Plus de 150 mal-logés, pour la plupart africains et maghrébins, ont installé mercredi un campement au cœur de Paris. Ils revendiquent, avec l’association Droit au logement (Dal), une demeure décente. Après une première nuit passée dans le froid, les forces sont amoindries mais la motivation reste intacte. Reportage.
A peine sorti du métro Bourse, une voix éraillée crève le brouhaha de la circulation. « Un toit, c’est la loi ! » lance-t-elle, portée par un vent insidieux et soutenue par un chœur de manifestants et de sifflets. Au bout du mégaphone, Samia, un petit bout de militante de l’association Droit au logement (Dal). Elle s’égosille devant les familles qui ont installé, dans la nuit de mercredi, des dizaines de tentes rouges dans la rue de la Banque. Tout un symbole. C’est en effet au numéro 24 que le Dal a établi les locaux de son « ministère de la Crise du logement ».
Derrière le symbole, il y a le ras-le-bol. Celui de 130 adultes et trente enfants, majoritairement africains et maghrébins, qui n’en peuvent plus d’habiter des logements précaires. « Les familles vivent en hôtel depuis quatre-cinq ans, voire sept ans, dénonce Hocine, militant du Dal depuis une dizaine d’années. D’autres sont en foyers, sans domicile fixe, hébergées… Alors, elles n’ont plus rien à perdre à rester ici ! »
Tout à gagner
Elles sont prêtes à camper le temps qu’il faudra pour obtenir gain de cause. « Ça peut être un ou deux jours, deux ou trois semaines… Tant que nous n’aurons pas de réponse positive », indique, serein, Mohamed, un charpentier intérimaire de 37 ans. « On entend toujours de belles paroles. On ne bougera pas d’ici, même si on doit crever ici avec nos enfants », ajoute avec fougue Néné, une Malienne de 27 ans en congé maternité.

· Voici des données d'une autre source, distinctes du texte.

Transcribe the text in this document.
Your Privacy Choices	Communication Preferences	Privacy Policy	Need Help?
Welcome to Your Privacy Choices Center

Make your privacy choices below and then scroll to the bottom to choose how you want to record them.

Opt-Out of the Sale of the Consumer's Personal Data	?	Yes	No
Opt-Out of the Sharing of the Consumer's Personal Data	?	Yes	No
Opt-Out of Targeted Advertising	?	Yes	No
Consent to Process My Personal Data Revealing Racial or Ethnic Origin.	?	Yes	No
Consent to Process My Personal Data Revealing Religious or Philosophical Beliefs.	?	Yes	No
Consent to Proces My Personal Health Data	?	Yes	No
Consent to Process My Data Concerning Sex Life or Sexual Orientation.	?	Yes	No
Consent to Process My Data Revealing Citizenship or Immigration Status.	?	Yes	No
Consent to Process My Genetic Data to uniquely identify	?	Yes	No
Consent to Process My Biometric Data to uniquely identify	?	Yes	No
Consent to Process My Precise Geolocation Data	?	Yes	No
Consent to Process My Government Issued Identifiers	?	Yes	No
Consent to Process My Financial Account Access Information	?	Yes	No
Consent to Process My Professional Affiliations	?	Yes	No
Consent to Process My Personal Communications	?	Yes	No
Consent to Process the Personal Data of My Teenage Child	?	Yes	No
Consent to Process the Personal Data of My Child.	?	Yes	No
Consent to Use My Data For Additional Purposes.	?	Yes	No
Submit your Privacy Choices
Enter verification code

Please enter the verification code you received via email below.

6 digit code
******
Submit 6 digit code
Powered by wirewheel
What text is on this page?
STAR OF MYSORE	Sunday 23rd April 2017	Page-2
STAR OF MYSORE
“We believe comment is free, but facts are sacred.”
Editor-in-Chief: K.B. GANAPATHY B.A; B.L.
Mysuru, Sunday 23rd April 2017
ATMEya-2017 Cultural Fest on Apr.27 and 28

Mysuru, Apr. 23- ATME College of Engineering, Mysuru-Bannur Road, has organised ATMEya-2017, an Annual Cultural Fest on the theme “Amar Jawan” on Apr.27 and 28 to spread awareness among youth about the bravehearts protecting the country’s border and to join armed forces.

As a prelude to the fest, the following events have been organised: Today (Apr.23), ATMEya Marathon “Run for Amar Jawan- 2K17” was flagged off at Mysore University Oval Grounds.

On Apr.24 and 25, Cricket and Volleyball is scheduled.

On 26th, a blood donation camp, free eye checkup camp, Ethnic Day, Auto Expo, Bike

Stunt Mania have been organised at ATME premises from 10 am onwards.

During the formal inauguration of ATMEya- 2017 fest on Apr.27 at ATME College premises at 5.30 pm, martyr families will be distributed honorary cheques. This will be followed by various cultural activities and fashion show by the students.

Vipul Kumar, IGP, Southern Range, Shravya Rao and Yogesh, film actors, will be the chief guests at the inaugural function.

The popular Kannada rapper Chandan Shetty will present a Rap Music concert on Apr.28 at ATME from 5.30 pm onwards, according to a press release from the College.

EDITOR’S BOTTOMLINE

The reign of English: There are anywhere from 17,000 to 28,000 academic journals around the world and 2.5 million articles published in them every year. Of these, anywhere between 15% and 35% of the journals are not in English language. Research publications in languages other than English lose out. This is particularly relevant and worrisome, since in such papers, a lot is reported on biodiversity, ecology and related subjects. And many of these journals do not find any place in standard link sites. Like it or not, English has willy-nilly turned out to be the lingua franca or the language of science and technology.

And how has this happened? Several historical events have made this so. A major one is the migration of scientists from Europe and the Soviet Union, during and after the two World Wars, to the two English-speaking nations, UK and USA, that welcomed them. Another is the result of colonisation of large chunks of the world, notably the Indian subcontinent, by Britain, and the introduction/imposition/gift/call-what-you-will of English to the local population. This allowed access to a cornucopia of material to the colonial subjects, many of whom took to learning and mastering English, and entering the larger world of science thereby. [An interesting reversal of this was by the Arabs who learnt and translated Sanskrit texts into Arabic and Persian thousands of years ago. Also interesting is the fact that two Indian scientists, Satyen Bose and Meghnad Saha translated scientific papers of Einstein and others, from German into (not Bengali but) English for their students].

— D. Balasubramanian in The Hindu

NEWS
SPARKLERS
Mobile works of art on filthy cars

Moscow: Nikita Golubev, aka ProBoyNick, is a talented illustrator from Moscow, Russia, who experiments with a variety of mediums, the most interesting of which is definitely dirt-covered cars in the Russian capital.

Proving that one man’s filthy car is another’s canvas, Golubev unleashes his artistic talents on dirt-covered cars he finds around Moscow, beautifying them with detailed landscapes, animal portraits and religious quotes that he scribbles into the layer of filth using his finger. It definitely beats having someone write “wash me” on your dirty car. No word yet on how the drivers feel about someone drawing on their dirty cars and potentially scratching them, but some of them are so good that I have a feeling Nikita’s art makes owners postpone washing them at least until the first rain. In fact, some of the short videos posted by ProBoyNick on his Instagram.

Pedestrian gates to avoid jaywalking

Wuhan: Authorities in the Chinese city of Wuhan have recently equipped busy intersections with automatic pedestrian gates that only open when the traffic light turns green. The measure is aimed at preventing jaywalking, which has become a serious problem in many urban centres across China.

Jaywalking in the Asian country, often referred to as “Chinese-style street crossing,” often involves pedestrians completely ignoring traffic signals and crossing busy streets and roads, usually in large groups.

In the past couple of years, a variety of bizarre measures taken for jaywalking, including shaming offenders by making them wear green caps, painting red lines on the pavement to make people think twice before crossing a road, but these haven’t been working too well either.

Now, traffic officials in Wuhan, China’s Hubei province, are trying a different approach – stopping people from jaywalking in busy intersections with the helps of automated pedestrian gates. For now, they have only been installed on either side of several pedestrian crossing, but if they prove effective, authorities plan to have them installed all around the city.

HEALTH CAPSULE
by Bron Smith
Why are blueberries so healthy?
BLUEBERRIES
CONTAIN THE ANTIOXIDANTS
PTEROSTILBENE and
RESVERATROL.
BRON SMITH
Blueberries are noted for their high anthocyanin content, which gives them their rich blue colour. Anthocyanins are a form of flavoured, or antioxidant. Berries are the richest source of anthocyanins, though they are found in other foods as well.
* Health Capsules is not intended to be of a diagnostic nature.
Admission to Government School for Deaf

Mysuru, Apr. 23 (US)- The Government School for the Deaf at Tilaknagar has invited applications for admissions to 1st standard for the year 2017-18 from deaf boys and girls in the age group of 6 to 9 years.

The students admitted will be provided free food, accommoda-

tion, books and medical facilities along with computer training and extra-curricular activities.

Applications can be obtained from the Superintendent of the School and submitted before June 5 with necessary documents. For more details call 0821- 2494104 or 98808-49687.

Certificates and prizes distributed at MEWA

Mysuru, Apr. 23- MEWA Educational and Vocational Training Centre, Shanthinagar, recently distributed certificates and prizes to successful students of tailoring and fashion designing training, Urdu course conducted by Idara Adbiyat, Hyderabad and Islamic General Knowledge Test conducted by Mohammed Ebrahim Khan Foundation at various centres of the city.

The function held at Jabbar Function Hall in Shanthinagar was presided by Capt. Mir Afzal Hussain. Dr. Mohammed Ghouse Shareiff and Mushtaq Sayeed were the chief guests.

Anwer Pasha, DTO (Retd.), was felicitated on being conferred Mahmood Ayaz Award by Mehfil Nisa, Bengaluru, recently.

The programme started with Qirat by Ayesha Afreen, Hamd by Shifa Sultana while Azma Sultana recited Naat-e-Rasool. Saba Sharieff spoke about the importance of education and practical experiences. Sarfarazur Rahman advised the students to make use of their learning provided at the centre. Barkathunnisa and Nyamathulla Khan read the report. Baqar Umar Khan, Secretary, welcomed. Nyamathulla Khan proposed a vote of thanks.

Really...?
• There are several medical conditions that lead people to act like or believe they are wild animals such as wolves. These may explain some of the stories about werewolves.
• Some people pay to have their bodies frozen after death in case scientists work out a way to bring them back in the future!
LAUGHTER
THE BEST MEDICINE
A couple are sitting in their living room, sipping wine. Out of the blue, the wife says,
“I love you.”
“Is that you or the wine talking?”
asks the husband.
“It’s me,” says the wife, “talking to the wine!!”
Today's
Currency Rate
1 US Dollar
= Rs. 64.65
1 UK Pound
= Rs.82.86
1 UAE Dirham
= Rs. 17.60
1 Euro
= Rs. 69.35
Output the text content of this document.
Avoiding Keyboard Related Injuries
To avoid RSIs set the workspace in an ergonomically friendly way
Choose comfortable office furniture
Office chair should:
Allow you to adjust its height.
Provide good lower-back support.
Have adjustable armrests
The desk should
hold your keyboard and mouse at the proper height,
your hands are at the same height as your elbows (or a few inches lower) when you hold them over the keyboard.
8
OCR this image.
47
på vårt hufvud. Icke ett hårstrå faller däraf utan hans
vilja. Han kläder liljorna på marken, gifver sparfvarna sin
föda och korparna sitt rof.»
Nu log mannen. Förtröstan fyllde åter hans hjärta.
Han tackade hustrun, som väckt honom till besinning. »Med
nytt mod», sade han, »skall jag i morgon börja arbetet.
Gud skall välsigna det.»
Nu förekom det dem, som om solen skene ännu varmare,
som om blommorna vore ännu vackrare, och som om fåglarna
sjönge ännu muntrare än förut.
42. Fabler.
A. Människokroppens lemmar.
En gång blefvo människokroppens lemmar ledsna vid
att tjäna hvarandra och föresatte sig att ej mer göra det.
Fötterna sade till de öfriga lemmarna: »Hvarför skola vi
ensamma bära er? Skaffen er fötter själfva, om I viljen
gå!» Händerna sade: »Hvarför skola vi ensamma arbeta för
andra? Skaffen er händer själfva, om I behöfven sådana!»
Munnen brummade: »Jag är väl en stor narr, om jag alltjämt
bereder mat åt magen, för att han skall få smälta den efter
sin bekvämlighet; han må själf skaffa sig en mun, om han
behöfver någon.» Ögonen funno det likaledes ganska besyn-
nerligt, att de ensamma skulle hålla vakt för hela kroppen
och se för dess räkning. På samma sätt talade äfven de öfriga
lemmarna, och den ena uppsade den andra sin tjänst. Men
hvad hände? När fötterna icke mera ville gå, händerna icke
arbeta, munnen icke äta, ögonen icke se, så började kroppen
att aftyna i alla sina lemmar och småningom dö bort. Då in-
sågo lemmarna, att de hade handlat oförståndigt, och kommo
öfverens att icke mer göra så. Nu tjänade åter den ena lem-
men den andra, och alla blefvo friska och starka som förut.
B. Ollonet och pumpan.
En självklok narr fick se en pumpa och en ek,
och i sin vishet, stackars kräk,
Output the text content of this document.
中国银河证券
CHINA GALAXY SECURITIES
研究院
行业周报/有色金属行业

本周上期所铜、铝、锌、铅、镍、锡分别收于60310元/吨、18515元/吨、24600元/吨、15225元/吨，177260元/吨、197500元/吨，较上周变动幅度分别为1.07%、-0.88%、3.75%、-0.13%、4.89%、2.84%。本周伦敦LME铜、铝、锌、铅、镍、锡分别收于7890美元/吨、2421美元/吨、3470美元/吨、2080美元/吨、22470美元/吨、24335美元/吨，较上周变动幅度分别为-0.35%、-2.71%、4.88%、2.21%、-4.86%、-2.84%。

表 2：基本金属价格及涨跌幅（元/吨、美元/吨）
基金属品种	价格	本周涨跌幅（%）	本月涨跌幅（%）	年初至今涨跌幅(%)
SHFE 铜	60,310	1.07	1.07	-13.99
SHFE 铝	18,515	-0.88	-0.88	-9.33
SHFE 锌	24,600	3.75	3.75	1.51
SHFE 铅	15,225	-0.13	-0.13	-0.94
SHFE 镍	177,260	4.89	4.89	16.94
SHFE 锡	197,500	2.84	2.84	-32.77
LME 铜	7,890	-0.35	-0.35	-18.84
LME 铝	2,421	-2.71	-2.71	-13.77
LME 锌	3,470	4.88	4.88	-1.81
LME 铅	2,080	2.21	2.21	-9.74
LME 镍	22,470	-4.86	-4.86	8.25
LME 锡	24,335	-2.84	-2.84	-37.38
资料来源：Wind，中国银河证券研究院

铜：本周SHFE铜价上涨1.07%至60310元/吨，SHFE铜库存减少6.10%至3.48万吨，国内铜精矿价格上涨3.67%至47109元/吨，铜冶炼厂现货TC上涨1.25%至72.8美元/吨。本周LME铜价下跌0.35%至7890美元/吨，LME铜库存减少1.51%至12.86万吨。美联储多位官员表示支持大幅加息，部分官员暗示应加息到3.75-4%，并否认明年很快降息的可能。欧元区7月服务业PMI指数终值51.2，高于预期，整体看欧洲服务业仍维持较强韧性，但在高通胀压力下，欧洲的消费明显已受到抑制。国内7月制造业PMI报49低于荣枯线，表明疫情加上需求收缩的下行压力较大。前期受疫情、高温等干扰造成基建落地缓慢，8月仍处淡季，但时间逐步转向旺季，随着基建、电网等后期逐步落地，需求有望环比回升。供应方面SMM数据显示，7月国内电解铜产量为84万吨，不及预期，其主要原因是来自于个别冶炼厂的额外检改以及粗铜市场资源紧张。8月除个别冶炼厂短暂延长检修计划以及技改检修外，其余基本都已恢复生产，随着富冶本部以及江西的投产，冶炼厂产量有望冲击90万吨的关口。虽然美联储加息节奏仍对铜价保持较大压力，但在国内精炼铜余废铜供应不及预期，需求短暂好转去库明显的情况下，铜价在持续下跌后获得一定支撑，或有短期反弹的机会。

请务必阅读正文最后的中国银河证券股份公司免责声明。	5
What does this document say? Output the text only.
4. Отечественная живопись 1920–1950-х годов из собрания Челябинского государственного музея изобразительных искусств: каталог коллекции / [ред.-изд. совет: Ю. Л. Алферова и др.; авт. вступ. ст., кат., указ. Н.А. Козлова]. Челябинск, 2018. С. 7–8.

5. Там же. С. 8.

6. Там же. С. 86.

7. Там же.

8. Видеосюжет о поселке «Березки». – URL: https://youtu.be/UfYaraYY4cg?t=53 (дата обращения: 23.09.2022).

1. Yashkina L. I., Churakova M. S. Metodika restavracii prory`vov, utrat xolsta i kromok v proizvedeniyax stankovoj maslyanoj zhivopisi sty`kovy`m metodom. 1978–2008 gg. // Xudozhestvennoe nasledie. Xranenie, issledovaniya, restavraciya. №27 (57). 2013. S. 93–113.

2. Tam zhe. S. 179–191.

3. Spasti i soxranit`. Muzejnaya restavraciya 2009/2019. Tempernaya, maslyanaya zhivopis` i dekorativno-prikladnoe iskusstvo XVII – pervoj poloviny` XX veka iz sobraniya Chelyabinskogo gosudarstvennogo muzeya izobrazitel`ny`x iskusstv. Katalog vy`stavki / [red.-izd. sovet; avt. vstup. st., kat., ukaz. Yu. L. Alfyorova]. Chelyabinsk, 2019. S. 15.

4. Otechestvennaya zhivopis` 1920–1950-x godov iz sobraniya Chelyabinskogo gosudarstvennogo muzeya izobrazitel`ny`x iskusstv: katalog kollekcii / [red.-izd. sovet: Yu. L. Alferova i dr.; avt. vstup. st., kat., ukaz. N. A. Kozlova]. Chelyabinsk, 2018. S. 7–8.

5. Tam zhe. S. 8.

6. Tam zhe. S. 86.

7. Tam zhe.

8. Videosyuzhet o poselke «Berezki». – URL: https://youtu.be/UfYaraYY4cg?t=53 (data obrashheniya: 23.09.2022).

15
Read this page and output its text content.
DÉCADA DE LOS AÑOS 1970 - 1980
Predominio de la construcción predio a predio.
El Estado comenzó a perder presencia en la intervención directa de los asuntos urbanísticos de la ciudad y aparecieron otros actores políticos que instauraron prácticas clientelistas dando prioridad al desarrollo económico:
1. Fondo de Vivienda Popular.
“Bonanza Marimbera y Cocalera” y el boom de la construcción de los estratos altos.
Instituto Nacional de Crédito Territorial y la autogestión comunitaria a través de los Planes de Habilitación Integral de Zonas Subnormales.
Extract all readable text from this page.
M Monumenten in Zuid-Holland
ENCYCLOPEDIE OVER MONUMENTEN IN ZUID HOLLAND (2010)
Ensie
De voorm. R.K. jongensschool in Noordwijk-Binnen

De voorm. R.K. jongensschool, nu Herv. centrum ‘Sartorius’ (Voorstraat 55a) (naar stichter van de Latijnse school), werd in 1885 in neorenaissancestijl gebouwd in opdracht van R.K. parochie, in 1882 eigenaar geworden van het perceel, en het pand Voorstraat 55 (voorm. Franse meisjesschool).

Cet avertissement, elle l’adresse notamment à la dizaine de camions de CRS – agacés par la présence des journalistes – qui bouclent le tronçon de la rue qu’ils occupent. « Il faut que la force qu’ils utilisent s’arrête », peste-elle. Une allusion à ce qui s’est passé mercredi matin. A l’occasion de la Journée internationale du travail du logement, quelque 300 âmes se sont données rendez-vous au métro Riquet, tente en main, afin d’installer un campement. C’était sans compter les CRS, prévenus on ne sait comment, qui attendaient le pied ferme. « Ils ont arrêté des femmes, des enfants, des femmes enceintes… Ils n’ont même pas cherché à comprendre. Un femme a eu l’épaule déboîtée », raconte Néné, complètement outrée.
« 500 relogements tout de suite »
Bilan de l’intervention : 62 personnes interpellées. Elles ont été relâchées quelques heures plus tard parce qu’en situation régulière, comme les autres manifestants. C’est suite à ces événements que les mal-logés se sont rendus rue de la Banque. Après une réunion avec le Dal, ils ont opté pour le campement devant le ministère de la Crise du logement. La nuit a été courte et éprouvante. En témoignent ces femmes assises qui somnolent dehors sur des chaises. « J’ai dormi deux heures, confie Samia, elle-même mal logée. Dans une tente, il fait froid. Même avec les couvertures. On espère une solution rapide pour tout le monde. »
Tout repose sur les épaules de la ministre du Logement, Christine Boutin, dont ils ont rencontré une conseillère mercredi. « On demande 500 relogements tout de suite, 100 000 dans le mois et un million très vite. Pour cela, il y a trois solutions : réquisitionner les immeubles vides d’Etat, geler les loyers, libérer et mettre en location les logements sociaux vides et louer aux familles des habitations dans le parc privé – ce que Paris a commencé à faire mais que le gouvernement refuse », résume Hocine, dont la chemise courte contraste avec les sacs de couchage dans lesquels sont emmitouflés les campeurs.
« Boutin aura notre mort sur la conscience »
À l’approche de l’hiver, certains militants craignent le pire. D’autant que deux femmes enceintes pratiquement à terme vivent dans les tentes. « Si elle ne fait rien, Boutin aura notre mort sur la conscience », lance Samia, les yeux cernés de fatigue. Quant à Hocine, il ne manque pas de dénoncer les pratiques des hôteliers en cette Coupe du monde de rugby. « Ils ne pensent qu’à faire fructifier leurs affaires et ont mis des familles dehors pour louer les chambres plus cher », regrette-t-il.
Malgré les désillusions du passé, certains nourrissent des espoirs. Comme Mohamed : « Il y en a qui ont eu un logement hier. Aujourd’hui, ça sera peut être notre tour ». Néné n’est pas moins combative : « Plus tu luttes, plus tu peux gagner. Rester les bras croisés, ça ne fait pas avancer ».